I have been following with interest the events relating to the proposed merger of CIMB and Southern Bank Bhd (SBB).
I cannot help but sympathise and emphatise with Tan Teong Hean who is faced with a predator with strong political connections and favourable government policies, bent on acquiring the bank. There is no security even at his level of position and control.
There is no doubt that the bank does not belong to Tan given the strict rules governing banking institutions, on top of bumiputera participation requirements. If my memory serves me right, Azman Hashim was the only person technically owning a bank all by himself for a short time when he first took over Arab Malaysian Bank.
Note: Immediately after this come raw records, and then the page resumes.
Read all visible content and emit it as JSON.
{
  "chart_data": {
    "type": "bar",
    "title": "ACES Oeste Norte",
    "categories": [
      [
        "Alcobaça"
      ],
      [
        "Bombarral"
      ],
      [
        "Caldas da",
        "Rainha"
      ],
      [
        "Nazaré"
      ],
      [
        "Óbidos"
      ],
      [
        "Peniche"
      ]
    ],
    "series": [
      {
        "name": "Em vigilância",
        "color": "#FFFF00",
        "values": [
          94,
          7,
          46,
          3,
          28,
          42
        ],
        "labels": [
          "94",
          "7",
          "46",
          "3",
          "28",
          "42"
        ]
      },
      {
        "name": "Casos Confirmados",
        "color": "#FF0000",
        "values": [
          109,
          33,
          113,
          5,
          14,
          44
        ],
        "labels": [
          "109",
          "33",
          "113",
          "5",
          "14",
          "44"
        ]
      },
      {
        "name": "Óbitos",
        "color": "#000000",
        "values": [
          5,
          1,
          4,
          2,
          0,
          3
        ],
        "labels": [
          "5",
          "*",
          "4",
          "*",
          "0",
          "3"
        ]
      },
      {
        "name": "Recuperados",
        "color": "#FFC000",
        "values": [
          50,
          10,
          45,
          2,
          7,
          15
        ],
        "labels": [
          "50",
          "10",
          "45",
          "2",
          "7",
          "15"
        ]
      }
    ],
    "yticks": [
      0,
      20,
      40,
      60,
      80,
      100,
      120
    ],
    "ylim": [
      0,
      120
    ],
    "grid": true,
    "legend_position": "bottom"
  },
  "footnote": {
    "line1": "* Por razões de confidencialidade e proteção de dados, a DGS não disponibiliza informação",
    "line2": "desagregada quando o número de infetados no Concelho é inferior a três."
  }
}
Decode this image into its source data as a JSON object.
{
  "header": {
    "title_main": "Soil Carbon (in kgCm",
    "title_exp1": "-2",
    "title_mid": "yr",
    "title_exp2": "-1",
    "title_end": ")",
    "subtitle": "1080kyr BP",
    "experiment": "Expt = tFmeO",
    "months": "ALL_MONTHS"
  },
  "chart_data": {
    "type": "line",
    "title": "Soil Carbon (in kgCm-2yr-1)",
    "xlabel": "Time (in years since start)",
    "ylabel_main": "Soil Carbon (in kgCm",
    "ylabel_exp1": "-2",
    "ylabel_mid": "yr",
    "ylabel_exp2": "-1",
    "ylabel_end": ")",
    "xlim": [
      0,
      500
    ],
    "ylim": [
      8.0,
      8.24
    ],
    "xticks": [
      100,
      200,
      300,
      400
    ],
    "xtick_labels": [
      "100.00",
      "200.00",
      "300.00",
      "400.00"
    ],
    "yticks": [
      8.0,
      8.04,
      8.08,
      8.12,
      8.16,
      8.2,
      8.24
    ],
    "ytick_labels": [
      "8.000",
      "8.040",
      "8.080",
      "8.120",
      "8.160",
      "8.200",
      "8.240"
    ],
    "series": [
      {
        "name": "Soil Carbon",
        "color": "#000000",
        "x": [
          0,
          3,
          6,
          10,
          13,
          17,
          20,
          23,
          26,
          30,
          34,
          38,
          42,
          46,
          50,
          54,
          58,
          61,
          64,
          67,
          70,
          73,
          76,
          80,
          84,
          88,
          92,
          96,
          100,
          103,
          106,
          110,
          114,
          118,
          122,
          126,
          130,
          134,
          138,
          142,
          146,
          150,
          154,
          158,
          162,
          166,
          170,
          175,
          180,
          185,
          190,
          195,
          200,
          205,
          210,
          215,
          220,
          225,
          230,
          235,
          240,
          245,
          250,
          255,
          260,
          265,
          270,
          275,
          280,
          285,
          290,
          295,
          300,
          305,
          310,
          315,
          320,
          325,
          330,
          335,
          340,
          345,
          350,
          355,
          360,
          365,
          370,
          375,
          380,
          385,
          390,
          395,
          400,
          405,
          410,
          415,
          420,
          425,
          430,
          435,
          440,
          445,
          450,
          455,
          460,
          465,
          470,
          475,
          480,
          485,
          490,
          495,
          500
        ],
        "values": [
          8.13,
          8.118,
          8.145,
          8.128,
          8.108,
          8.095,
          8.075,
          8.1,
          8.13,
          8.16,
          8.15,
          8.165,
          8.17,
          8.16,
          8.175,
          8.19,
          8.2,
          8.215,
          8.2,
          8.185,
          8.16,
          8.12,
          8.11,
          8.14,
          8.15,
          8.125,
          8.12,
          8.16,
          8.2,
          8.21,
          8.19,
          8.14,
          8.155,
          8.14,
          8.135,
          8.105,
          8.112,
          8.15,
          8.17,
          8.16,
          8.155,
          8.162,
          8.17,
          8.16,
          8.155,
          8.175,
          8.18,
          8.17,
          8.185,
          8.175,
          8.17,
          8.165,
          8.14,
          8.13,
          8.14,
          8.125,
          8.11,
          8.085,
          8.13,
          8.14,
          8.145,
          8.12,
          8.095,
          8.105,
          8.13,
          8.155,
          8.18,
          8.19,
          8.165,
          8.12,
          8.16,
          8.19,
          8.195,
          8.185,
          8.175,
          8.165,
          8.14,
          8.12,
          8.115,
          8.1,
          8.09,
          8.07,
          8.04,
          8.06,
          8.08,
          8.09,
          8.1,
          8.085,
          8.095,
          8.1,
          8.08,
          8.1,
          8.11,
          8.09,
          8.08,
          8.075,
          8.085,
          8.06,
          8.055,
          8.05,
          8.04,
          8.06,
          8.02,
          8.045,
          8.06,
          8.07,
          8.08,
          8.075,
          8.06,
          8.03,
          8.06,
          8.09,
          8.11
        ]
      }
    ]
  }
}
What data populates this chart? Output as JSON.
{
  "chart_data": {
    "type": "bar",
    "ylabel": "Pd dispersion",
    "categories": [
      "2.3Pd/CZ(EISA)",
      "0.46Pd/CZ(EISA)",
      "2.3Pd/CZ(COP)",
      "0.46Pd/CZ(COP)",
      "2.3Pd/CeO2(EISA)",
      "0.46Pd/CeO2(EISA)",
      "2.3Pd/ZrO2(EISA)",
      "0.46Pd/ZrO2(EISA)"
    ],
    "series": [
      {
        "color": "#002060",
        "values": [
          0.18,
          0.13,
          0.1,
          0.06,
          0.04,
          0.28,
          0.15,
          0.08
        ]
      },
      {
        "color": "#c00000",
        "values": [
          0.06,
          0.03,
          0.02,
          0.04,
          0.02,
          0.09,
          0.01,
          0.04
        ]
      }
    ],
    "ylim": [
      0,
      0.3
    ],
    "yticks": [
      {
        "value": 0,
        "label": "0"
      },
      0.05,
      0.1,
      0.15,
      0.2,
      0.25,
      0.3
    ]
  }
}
Only recently, there were comments about how SBB's major bumiputera shareholders were allotted rights to subscribe to shares at a favourable price compared with the market. With the benefit of hindsight, would it have been better if those shares were allotted to a wider spread of bumiputera shareholders now that the beneficiaries have sided with the predator in the present tussle?
SBB's problem seems to arise from being too successful. It was reported that Tan has been in control for the past 18 years and the success of the bank must be attributed to his management skills and his team. As an example, I was told its asset management company started from a scratch and now manages funds exceeding RM7 billion.
Where the key to a good property is 'location, location and location', for a bank, it is 'integrity, integrity and integrity'. Some of our Malaysian banks like Bank Bumiputera, Sime Bank and Bank Islam have shown how the lack of credit controls bled the banks to insolvency. Added to this, there was no accountability as to who were responsible! The common factor among the three banks was political control and/or interference.
It seems to me, for a person running a business in Malaysia, besides the usual business risks, he has to watch out for political interference too.
Kah Motor lost its cosy relationship with Honda, also for being too successful. To say that it was a natural progression was proven otherwise when the company got rid of all their Honda company cars soon after the re-structuring! Most people believe there were political manoeuvres involved but which I would describe as arm-twisting.
Wonder what would happen to Genting Highland's casino licence after Lim Goh Tong. If not for religious reasons, the company would have been restructured long ago. Phileo Bank's ex-founder was reported to have said that he was forced to give it up. Like MUI Bank, many people attributed this to his earlier close association with politicians who are out of favour. I wonder what was the reason for Rashid Hussain's departure from RHB, if not political.
A good example to illustrate the chain effect of government policies is Proton sales. To counter poor sales, credit facilities were relaxed to such an extent that the hire purchase tenure was increased to nine years. It was also reported that some purchasers were actually given a sum of RM500 from the loan sum to drive away the new cars.
Not surprisingly, we got feedback that finance companies were reluctant to repossess cars for lack of storage space and buyers. Already, there is a bank known not to repossess your car so long as you pay one month to stall the process. The ballooning non-performing loans are waiting to burst.
The SBB tussle is becoming more and more interesting. There is more than meets the eye, more like a proxy war among powerful parties. Tan was reported to have said that SBB was forced to 'marry' and they are trying to choose their own partner. This means the pressure is already on for the 10 existing banks to merge into the originally intended six, to meet the challenges of globalisation.
Now we can see the power of politics on commercial activities. Bank Negara rules require the Central Bank's approval before an intended party can negotiate with the target bank. Though the rules are meant to control in an orderly manner any offer to take over another bank, the disadvantage to the minority shareholders is obvious.
For the simple fact that CIMB is managed by a brother of our deputy prime minister, the application of the rules by Bank Negara must not only be fair but seen to be fair. The Central Bank's rejection of SBB's offer to acquire Asia General has already been taken as biased by some quarters.
I do not buy the reason given by CIMB's Nazir Razak that the price offered for SBB shares was good compared with the share prices of SBB over the last three years. For the same period, most companies listed on Bursa Malaysia were under-valued, even in terms of simple net tangible assets basis.
The latest events seem to suggest the matter is likely to end in bitter litigation. Meanwhile, people will also be watching if Bank Negara would approve another party proposed by SBB.